My mother told me that she stayed in the hospital room, alone, sitting on the edge of the bed next to my father’s lifeless body – out of some inexplicable politesse, I find myself avoiding the indelicate word corpse.  A short length of gauze had been wrapped around my father’s head to keep his slack jaw from gaping; it was tied in an inappropriate and undignified large bow on top of his head.  My mother said she scolded him sternly for abandoning her, but concluded her bitter grievance by assuring him that they would soon be united once again.  I’m confident that my father, if the definitive premise of religion is to be accepted as accurate, was capable of properly understanding the consequences of that assertion.



Stretto subito



I divorced my first wife because she was an incorrigible nagger.  Also the second.  And a couple more that followed, come to think of it.  My current wife is the same.  They were all like my mother, given to never ending complaints, real or imagined.  Mostly imagined.






I have finally arrived at the conclusion that complaining is a woman’s millenarian weapon for survival; a necessary atavistic ploy, unhurriedly eroding the immovable mountain into fine sand, to be ultimately consumed by the incessant waves of the sea.

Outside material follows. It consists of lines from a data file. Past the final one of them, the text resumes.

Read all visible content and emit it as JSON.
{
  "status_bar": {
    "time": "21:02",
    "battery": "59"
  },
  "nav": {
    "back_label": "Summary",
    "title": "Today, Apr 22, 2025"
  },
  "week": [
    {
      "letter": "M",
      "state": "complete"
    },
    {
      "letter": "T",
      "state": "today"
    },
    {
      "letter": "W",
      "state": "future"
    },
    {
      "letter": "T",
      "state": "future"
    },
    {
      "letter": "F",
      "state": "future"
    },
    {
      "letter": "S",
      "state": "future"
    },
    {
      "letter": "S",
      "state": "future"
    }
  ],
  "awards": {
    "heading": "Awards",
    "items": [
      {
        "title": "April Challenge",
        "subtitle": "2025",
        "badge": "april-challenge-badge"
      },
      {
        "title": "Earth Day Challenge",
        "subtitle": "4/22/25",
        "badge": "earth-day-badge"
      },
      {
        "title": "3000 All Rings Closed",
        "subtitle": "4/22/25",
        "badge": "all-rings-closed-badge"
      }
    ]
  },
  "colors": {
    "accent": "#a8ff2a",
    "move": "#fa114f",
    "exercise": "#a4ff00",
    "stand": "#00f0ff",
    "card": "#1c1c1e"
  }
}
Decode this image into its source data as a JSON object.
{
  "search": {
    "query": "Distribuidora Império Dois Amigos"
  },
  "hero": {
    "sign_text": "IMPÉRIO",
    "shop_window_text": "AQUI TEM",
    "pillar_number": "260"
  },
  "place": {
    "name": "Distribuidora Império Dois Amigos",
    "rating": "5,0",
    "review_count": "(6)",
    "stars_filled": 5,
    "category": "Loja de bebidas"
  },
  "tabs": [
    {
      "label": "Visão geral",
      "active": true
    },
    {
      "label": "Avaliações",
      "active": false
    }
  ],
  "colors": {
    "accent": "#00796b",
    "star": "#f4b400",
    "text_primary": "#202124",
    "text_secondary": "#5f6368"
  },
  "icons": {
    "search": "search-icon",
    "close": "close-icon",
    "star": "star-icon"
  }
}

It has come to my attention that there is circulating an uncorroborated, total fabrication by some unscrupulous, manipulative investigative reporters that I have been recognized inhabiting a remote and barren wasteland known as the Valley of the Dinosaurs, in the Atacama Desert, wearing only a hair shirt and howling into the void.  Not true.  The veracity of this assertion, as with all perceived discordant, unmelodious wailing, has been strictly confined to the words appearing on these pages.  Everything you have been led to believe while reading the text of this monologue, and indeed perhaps even existence itself, is nothing more than a figment of the imagination; the result of an overly prolific inventiveness, and should continue to remain suspect.



*U.S. Code.  False declarations before grand jury or court:

(a) Whoever under oath (or in any declaration, certificate, verification, or statement under penalty of perjury as permitted under section 1746 of title 28, United States Code) in any proceeding before or ancillary to any court or grand jury of the United States knowingly makes any false material declaration or makes or uses any other information, including any book, paper, document, record, recording, or other material, knowing the same to contain any false material declaration, shall be fined under this title or imprisoned not more than five years, or both.


**William Jefferson Clinton, 43rd President of the United States of America.

Grand Jury Testimony, p. 95:23 – 96:20:


Clinton: Yes, it would if you had a direct contact with any of these places in the body, if you had direct contact with intent to arouse or gratify, that would fall within the definition.

 Question: So you didn’t do any of those three things with Monica Lewinsky?

Clinton: You are free to infer that my testimony is that I did not have sexual relations as I understood this term to be defined.